Uno de los grandes parteaguas teológicos de este enfrentamiento se dio ante la inclusión de la cláusula Filioque en el Credo, una adenda occidental a lo establecido por los concilios de Nicea y Constantinopla. En apariencia simple, esta adición consistía en tan solo una frase que sostenía que el Espíritu Santo procedía “del Padre y del Hijo”. Esto resultaba inaceptable para la teología oriental, que creía que el Espíritu Santo procedía sólo del Padre, como establecía el texto griego original de las primeras versiones de la Biblia.
Ante tal dilema, los teólogos orientales argumentaban que el Filioque distorsionaba la comprensión de la Trinidad al implicar una “doble procesión” del Espíritu Santo, algo que ellos creían incompatible con la idea de que el Padre era la única fuente de la divinidad. Según estos teólogos, el Filioque reflejaba la influencia de San Agustín que tendía a racionalizar la teología, algo que consideraban una desviación de la tradición mística de Oriente. Otros aseguran que el origen del conflicto no fue sólo teológico sino también político: la introducción unilateral de la cláusula fue vista en Oriente como una ruptura de la comunión.
Este percance, que a ojos de un tercero puede ser visto como la disputa por un detalle ínfimo, desencadenó una oleada de discusiones, posicionamientos y divisiones que persistieron durante siglos. Así fue como llegamos al Gran Cisma, en el año 1054, la división formal que finalmente separó a la Iglesia en dos ramas: la Iglesia Católica en Occidente y la Iglesia Ortodoxa en Oriente. De esta manera, el cristianismo ortodoxo se terminó de cristalizar como una tradición distinta, con Constantinopla como centro espiritual.
Apenas unos años antes había tenido lugar la conversión de la Rus de Kiev, un conjunto de estados medievales ubicados en lo que hoy es Ucrania, Rusia y Bielorrusia.
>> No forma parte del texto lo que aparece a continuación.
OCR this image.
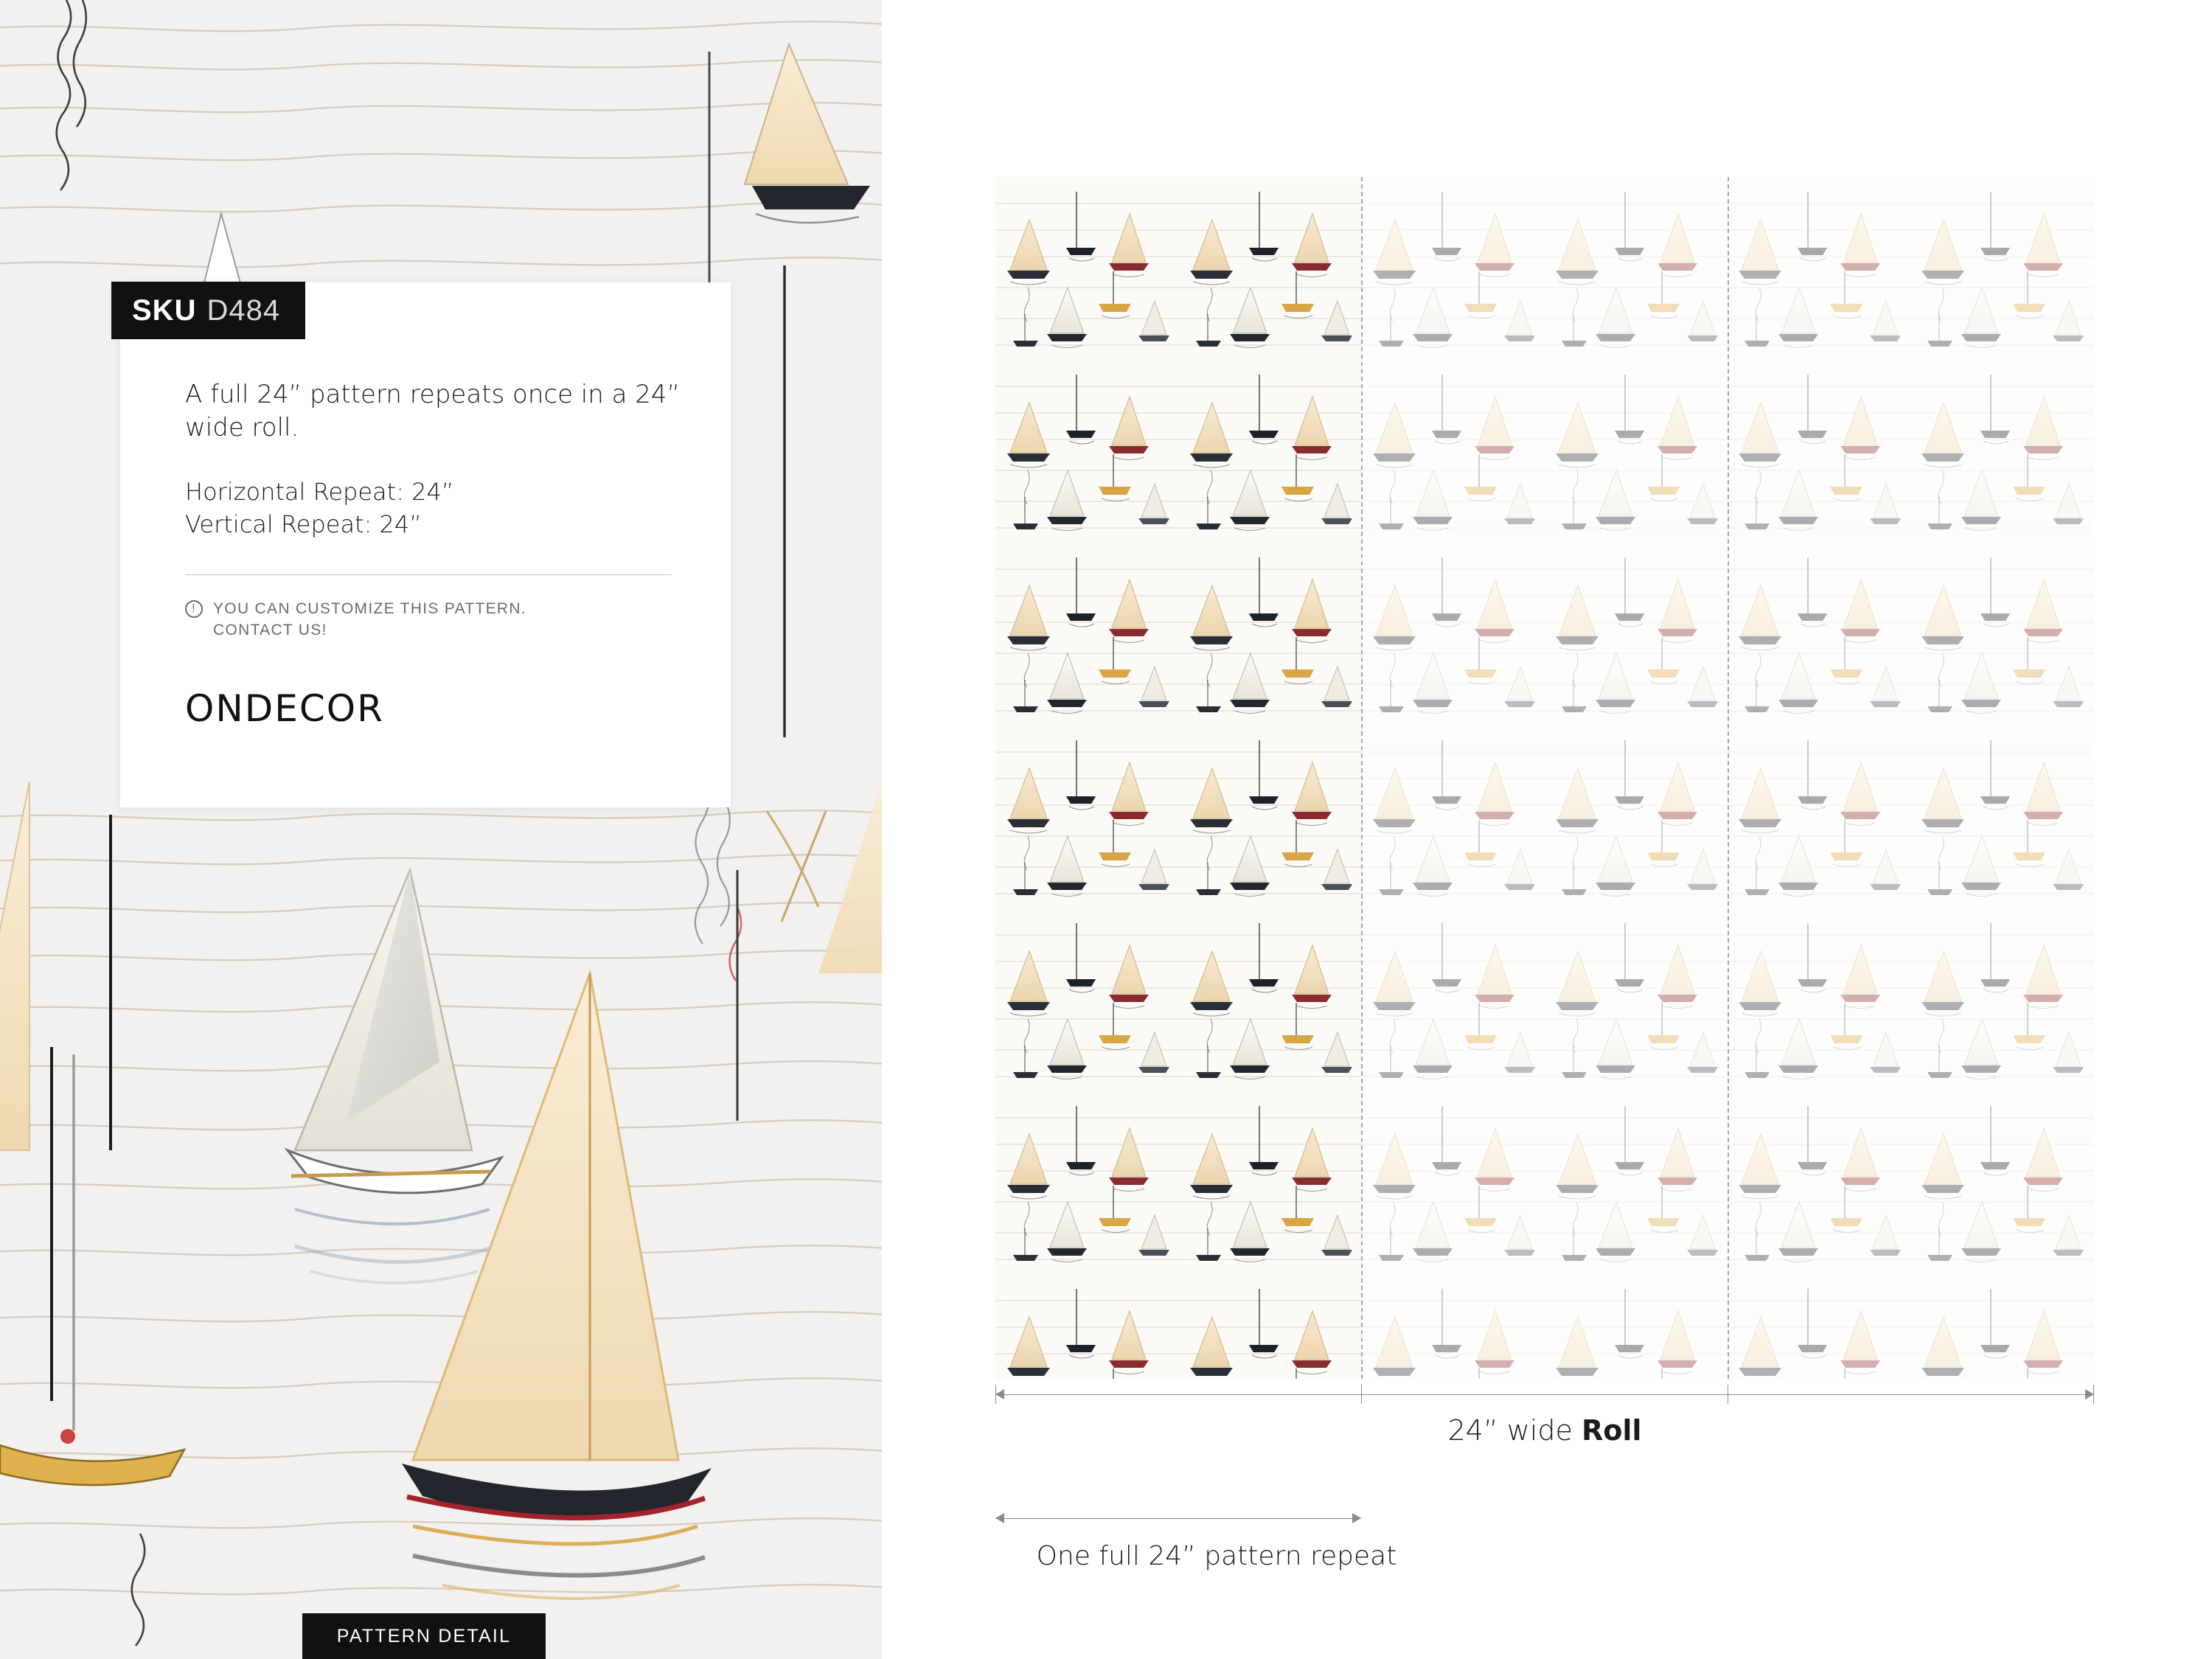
PATTERN DETAIL
SKU D484
A full 24” pattern repeats once in a 24” wide roll.
Horizontal Repeat: 24”
Vertical Repeat: 24”
!	YOU CAN CUSTOMIZE THIS PATTERN.
CONTACT US!
ONDECOR
24” wide Roll
One full 24” pattern repeat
Hasta ese entonces, la población local oscilaba espiritualmente entre distintas creencias, que iban desde el paganismo eslavo y cierta influencia nórdica hasta el animismo y el chamanismo.
El encargado de llevar adelante este proceso de conversión había sido Vladimír I, quien decidió optar por el cristianismo ortodoxo después de un largo proceso de deliberación en el que exploró varias religiones monoteístas. Nuevamente, esta determinación estuvo basada sobre todo en el pragmatismo político: a diferencia del catolicismo romano, el cristianismo ortodoxo ofrecía una conexión directa con el Imperio Bizantino, el cual ejercía una fuerte influencia en los asuntos de la región. Además de una potencia militar, era un imponente centro cultural y comercial, cuya influencia Vladimír deseaba para elevar el estatus de su propio reino.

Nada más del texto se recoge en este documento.